We first evaluate the left operand g++ so g is now 84 but otherwise ignore the result. Then we evaluate the right operand ++g so g is now 85.

Here is the relevant sections of the specification:

The presence of a sequence point between the evaluation of expressions A and B implies that every value computation and side effect associated with A is sequenced before every value computation and side effect associated with B. (5.1.2.3)
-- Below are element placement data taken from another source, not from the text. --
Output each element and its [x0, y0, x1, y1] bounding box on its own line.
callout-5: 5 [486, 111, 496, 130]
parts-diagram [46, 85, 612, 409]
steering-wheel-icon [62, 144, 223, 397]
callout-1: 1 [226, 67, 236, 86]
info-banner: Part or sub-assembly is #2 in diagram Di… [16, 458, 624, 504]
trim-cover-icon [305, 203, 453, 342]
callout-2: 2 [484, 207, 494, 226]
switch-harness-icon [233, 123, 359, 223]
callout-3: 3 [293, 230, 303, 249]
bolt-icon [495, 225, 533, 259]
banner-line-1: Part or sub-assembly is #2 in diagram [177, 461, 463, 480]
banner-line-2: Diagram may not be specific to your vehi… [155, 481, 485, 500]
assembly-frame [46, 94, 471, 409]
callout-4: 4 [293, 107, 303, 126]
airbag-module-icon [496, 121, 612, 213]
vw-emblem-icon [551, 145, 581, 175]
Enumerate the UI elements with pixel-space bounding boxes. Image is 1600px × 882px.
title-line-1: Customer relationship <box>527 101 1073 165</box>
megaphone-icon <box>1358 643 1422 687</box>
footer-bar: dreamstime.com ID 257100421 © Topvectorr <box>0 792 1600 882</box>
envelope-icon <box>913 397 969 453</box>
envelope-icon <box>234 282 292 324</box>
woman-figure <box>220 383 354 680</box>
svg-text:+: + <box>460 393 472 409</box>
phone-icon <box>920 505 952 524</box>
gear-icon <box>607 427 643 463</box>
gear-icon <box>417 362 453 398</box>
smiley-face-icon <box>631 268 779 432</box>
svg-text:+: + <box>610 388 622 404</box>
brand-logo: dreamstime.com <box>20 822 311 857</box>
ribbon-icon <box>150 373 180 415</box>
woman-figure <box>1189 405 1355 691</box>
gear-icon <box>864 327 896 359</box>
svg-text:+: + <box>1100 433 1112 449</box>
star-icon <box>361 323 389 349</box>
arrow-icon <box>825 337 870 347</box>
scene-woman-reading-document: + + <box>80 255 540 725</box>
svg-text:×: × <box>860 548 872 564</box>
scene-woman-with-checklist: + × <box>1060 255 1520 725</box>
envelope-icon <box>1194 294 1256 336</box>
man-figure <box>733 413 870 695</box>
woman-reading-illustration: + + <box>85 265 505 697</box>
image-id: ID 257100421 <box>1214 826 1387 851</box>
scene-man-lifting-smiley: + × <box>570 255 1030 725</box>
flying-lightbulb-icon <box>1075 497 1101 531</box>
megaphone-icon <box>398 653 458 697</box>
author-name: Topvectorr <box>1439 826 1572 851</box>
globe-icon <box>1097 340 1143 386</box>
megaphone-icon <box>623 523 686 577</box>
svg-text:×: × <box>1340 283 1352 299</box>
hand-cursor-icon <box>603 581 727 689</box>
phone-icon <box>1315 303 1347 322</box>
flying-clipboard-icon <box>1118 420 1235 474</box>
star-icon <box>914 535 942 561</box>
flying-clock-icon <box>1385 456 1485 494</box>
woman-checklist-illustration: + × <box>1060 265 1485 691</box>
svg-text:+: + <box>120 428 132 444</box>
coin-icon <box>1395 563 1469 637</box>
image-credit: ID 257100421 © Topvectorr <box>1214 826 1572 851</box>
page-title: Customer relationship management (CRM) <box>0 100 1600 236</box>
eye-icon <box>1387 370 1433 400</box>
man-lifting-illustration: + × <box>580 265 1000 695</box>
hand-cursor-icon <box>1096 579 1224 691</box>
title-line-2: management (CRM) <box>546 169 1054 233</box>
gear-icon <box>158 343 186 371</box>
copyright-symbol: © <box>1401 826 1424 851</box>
The left operand of a comma operator is evaluated as a void expression; there is a sequence point between its evaluation and that of the right operand. Then the right operand is evaluated; the result has its type and value. (6.5.17)

Answer 2

g++ will increment g after ;

No, it will increment g before ++g. , is a sequence operator. See the example here.

Answer 3

This is an example of the comma operator in C, not to be confused with commas used in argument lists.

The comma operator first evaluates its left operand for side effects (throwing away the resulting value), and then evaluates its right operand. All side effects in that left operand will be sequenced-before all side effects and reads in the right operand.

So g++ will increment g, and then ++g wil increment g again and give the value after this second increment.